Добавить в цитаты Настройки чтения

Страница 38 из 147

Я стоял без движения на мостике, засунув руки глубоко в косые карманы моей кожаной куртки, расслабив колени, чтобы отвечать мягким движениям лодки. Величественный свод утреннего неба медленно наполнялся голубизной. Когда ветер вымел его начисто, над горизонтом появился циклопический шар солнца.

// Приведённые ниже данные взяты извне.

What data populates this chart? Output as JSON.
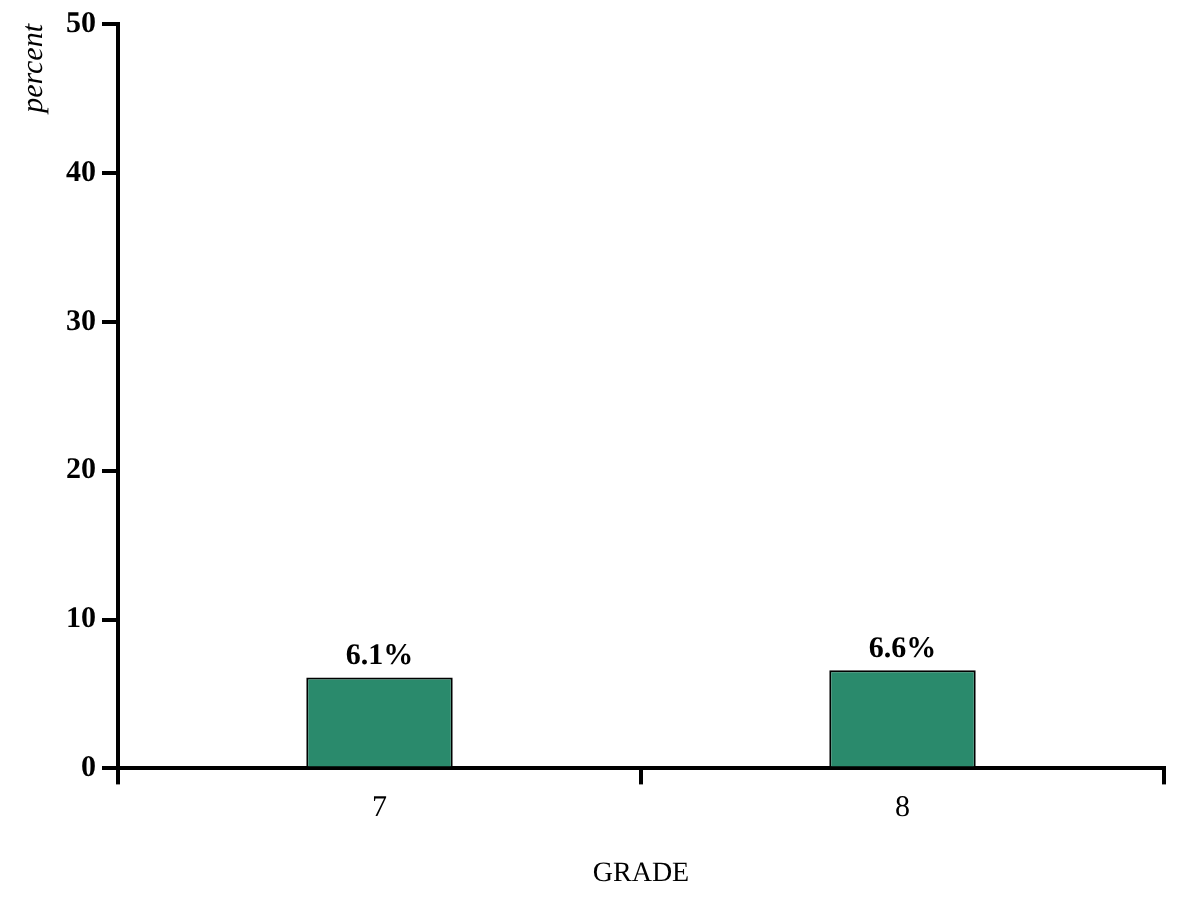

Я спустился вниз и посмотрел на карту. Линия, которая нерегулярно змеилась туда и сюда через сеть квадратов, была отмечена точками с указанием времени в часах и минутах. Карандашные линии между точками соответствовали дистанции, пройденной за каждые четыре часа, так что их различная длина соответствовала нашей скорости за один любой промежуток времени.

Мичман появился возле меня.

«Нечего особенно вам показать, Лейтенант. Несколько закорючек на карте, и даже они временные. Я должен буду стереть их после похода, потому что карты нужны для повторного использования. Что мы всегда храним, так это кальки».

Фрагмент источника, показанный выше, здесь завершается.